The first problem is that as practice starts, the Nordschleife is reported to be covered in ice. Klaus heads out, does a lap just to make sure the car is qualified, hands the car over to me and laconically confirms that there is indeed ice everywhere the sun has yet to reach. Having not raced at the ‘Ring in eight years,driving a car belonging to Mercedes with Klaus as your team-mate, it was pressure I could do without. My first lap takes almost a quarter of an hour — the fastest Klaus has ever been around the Nordschleife is 6min 19sec.
But by the time the race starts the sun has been shining for hours and the track is dry. My only problem is I’m still not sure exactly which way it goes. The race forms up in three groups of 50 cars each, with the Fintail towards the back of the last. We spent 20 minutes on a parade lap waving to the surprisingly large crowds before the race starts. And, as often happens on long tracks when you’re at the thin end of the grid, soon the cars that could get ahead had and those I could drop had been dropped. For all practical purposes, I had the track to myself.
Keeping a car like the Fintail on the boil around the ‘Ring is an art in itself. Drive it conventionally and it feels painfully, almost pointlessly slow. You drive up to a corner, brake, understeer through and spend what seems like the next half hour getting your speed back. So you don’t brake unless you absolutely have to which, in this car at this track, is hardly ever. Instead you turn into each corner impossibly early on a trailing throttle and as soon as your trajectory is established, get back on what little power there is, often long before the apex. There’s not enough steam to drift it, but you can all but eliminate the understeer and carry more speed than you’d ever have imagined. And then driving the soft and slow old car becomes positively fun. My lap times were still falling 20 seconds per lap when I pitted and handed over to Klaus, who then made me look ridiculous by going half a minute faster than my best. Only when I looked at the in car video and saw him using bits of track I didn’t know existed did I feel less than disgraced.
And what did Klaus think of our noble steed? By the end of the race he was going so fast even the Mercedes mechanics were starting to giggle, he won us the class and emerged wreathed in smiles. “Honestly, I thought she was going be a bitch. But in fact if you turn early, she is wonderful. Very forgiving and nicely balanced. You have to hook the kerb to get it to turn in and power on early, then it’s real fun. I never expected that.”

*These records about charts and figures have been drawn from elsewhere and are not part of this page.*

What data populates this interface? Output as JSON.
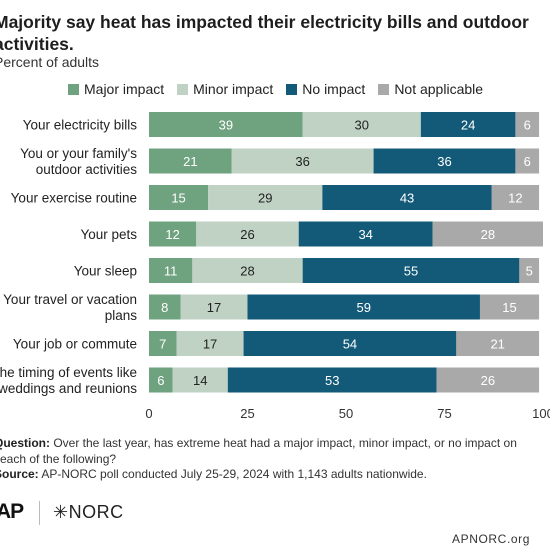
{
  "header": {
    "title_line1": "Majority say heat has impacted their electricity bills and outdoor",
    "title_line2": "activities.",
    "subtitle": "Percent of adults"
  },
  "colors": {
    "major": "#6fa27f",
    "minor": "#bfd2c4",
    "none": "#135a78",
    "na": "#a9a9a9",
    "text_light": "#ffffff",
    "text_dark": "#222222"
  },
  "chart_data": {
    "type": "bar",
    "orientation": "horizontal",
    "stacked": true,
    "title": "Majority say heat has impacted their electricity bills and outdoor activities.",
    "subtitle": "Percent of adults",
    "categories": [
      [
        "Your electricity bills"
      ],
      [
        "You or your family's",
        "outdoor activities"
      ],
      [
        "Your exercise routine"
      ],
      [
        "Your pets"
      ],
      [
        "Your sleep"
      ],
      [
        "Your travel or vacation",
        "plans"
      ],
      [
        "Your job or commute"
      ],
      [
        "The timing of events like",
        "weddings and reunions"
      ]
    ],
    "series": [
      {
        "name": "Major impact",
        "values": [
          39,
          21,
          15,
          12,
          11,
          8,
          7,
          6
        ]
      },
      {
        "name": "Minor impact",
        "values": [
          30,
          36,
          29,
          26,
          28,
          17,
          17,
          14
        ]
      },
      {
        "name": "No impact",
        "values": [
          24,
          36,
          43,
          34,
          55,
          59,
          54,
          53
        ]
      },
      {
        "name": "Not applicable",
        "values": [
          6,
          6,
          12,
          28,
          5,
          15,
          21,
          26
        ]
      }
    ],
    "xlim": [
      0,
      100
    ],
    "xticks": [
      "0",
      "25",
      "50",
      "75",
      "100"
    ],
    "legend_position": "top",
    "grid": false
  },
  "notes": {
    "question_label": "Question:",
    "question_line1": " Over the last year, has extreme heat had a major impact, minor impact, or no impact on",
    "question_line2": "each of the following?",
    "source_label": "Source:",
    "source_text": " AP-NORC poll conducted July 25-29, 2024 with 1,143 adults nationwide."
  },
  "footer": {
    "logo_ap": "AP",
    "logo_norc": "NORC",
    "url": "APNORC.org"
  }
}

Nor I. We both agreed the car would be transformed by more power and Mercedes would be within its rights to use a 3-litre direct injection motor; but I don’t think that’s how they’re thinking. Everyone knows that if it put its mind to it, Mercedes could build a car no one could catch. But by using a car as unusual and beautiful as the Fintail and asking drivers of the calibre of Ludwig to drive it, Mercedes gets all the positive attention it needs, with none of the attendant downsides. So the Fintail may not be the fastest thing out there, but as far as classy ways for a car manufacturer to go racing is concerned, it takes a hell of lot of beating.